What CTE program(s) do you participate in? Why were you interested in participating in this area?
I’m in FCCLA. When I was an eighth grader, they started to promote it to students – as something to consider while in high school. Being a member has a lot of benefits. It helps prepare you for your adult life. I knew that was something I wanted to be a part of.
I chose FCCLA over another CTSO because it is the best fit for my future career. I’m interested in being a news anchor and am going to the University of Nebraska to study sports media and broadcast journalism. FCCLA events have helped me build my communication and public speaking skills.
How has your participation in a CTSO strengthened your overall skills and career development?
FCCLA has definitely helped me become a better public speaker. We have to give presentations all of the time at state and national meetings, workshops and competitions. Being a part of FCCLA has also helped me with time management. Every year, we have STAR (Students Taking Action with Recognition) events, which are competitions that have a project to complete. I always have a lot of things going on with extracurricular activities and school, so having a project adds another thing you have to manage. It shows how important it is to have good time management, and FCCLA has provided a good understanding and experience for that.
As the national VP of public relations, I have also learned more about social media. Along with my own FCCLA member Twitter profile, I also run the national executive council (NEC) Instagram page. It’s going great, and I can help others. If a member sends a question, I can help them directly. It’s great skill-building on how social media can be used professionally.
When you reflect on your experience in your CTE program, can you tell us a story of how your CTE teacher has helped or influenced you?
At the end of my sophomore year, I didn’t know if I wanted to run for a state officer position in FCCLA for my junior year. Most of the other officers were seniors, and there were a lot of candidates running. I didn’t feel confident that I would be chosen or that it was worth it to even try. My FCCLA advisor, Mrs. Age, encouraged me to do it. She believed that I could make it as an officer. I was elected as a state officer, and she also helped me run for a national office. She is a really great mentor to me and to all of our members.
Tell us of a project or accomplishment you have experienced in your CTE program.
During my freshman year, we did a food innovation project where we had to make a healthy meal. Our group made a gluten-free and dairy-free taco bowl and won first place at the state conference. We went onto the national competition that year, too. It was exciting and a good moment.

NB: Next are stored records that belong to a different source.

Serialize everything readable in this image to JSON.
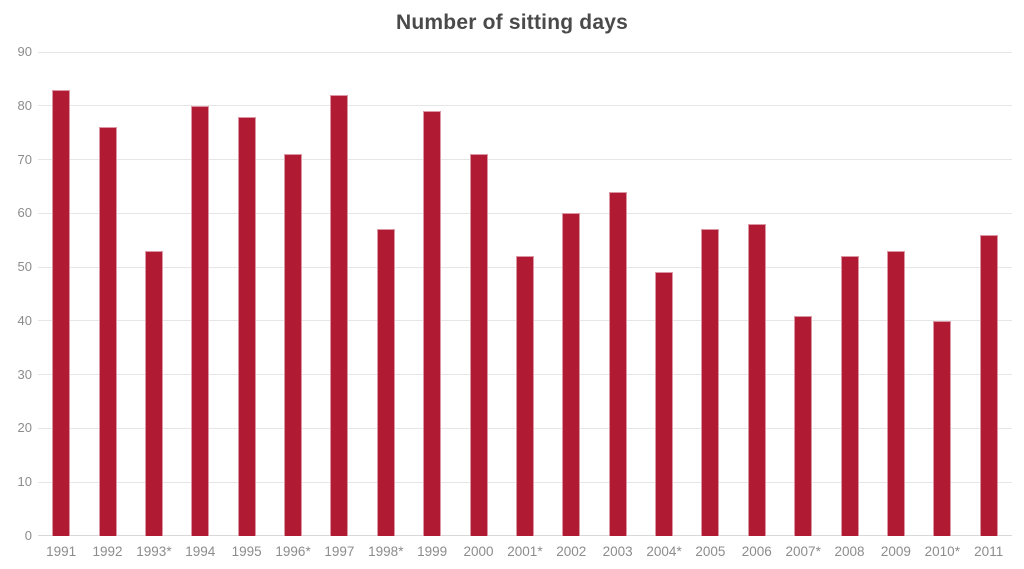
{
  "chart_data": {
    "type": "bar",
    "title": "Number of sitting days",
    "categories": [
      "1991",
      "1992",
      "1993*",
      "1994",
      "1995",
      "1996*",
      "1997",
      "1998*",
      "1999",
      "2000",
      "2001*",
      "2002",
      "2003",
      "2004*",
      "2005",
      "2006",
      "2007*",
      "2008",
      "2009",
      "2010*",
      "2011"
    ],
    "values": [
      83,
      76,
      53,
      80,
      78,
      71,
      82,
      57,
      79,
      71,
      52,
      60,
      64,
      49,
      57,
      58,
      41,
      52,
      53,
      40,
      56
    ],
    "xlabel": "",
    "ylabel": "",
    "ylim": [
      0,
      90
    ],
    "yticks": [
      0,
      10,
      20,
      30,
      40,
      50,
      60,
      70,
      80,
      90
    ],
    "grid": true,
    "legend_position": "none",
    "colors": {
      "bar_fill": "#b01a33",
      "gridline": "#e6e6e6",
      "baseline": "#d8d8d8",
      "axis_label": "#8c8c8c",
      "title": "#4a4a4a"
    }
  }
}
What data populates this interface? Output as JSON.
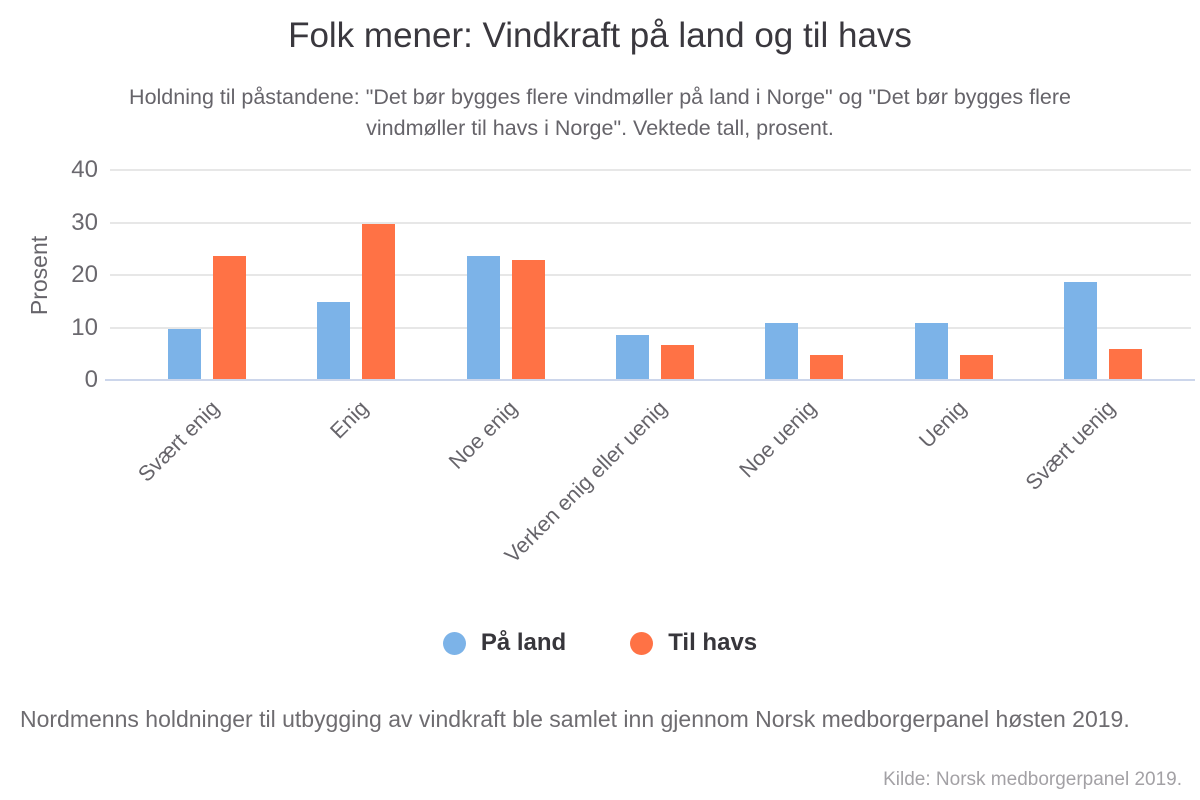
{
  "chart_data": {
    "type": "bar",
    "title": "Folk mener: Vindkraft på land og til havs",
    "subtitle": "Holdning til påstandene: \"Det bør bygges flere vindmøller på land i Norge\" og \"Det bør bygges flere vindmøller til havs i Norge\". Vektede tall, prosent.",
    "categories": [
      "Svært enig",
      "Enig",
      "Noe enig",
      "Verken enig eller uenig",
      "Noe uenig",
      "Uenig",
      "Svært uenig"
    ],
    "series": [
      {
        "name": "På land",
        "color": "#7cb3e8",
        "values": [
          9.7,
          14.8,
          23.6,
          8.6,
          10.9,
          10.9,
          18.7
        ]
      },
      {
        "name": "Til havs",
        "color": "#ff7245",
        "values": [
          23.6,
          29.8,
          22.9,
          6.6,
          4.8,
          4.8,
          5.9
        ]
      }
    ],
    "xlabel": "",
    "ylabel": "Prosent",
    "yticks": [
      0,
      10,
      20,
      30,
      40
    ],
    "ylim": [
      0,
      40
    ],
    "grid": true,
    "legend_position": "bottom",
    "axis_line_color": "#ccd6eb",
    "gridline_color": "#e7e7e7"
  },
  "footer": {
    "note": "Nordmenns holdninger til utbygging av vindkraft ble samlet inn gjennom Norsk medborgerpanel høsten 2019.",
    "source": "Kilde: Norsk medborgerpanel 2019."
  }
}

I knew that I wanted to continue being a part of FCCLA because of this project. I enjoyed working together with a team, and I like the atmosphere of the conferences. At state, I met so many other people from Iowa, and at nationals, we met other FCCLA members from across the country. Even though it’s a competition, it was great to see other projects and get inspired. You wanted your project to win, but you also wanted the others to succeed, too.
What would you say to a fellow student who hasn’t considered participating in career and technical education programs?
FCCLA isn’t just a club or another extracurricular activity. The members are really a family. They want you to succeed in your skill-building. These skills will help you be prepared for your future after graduation.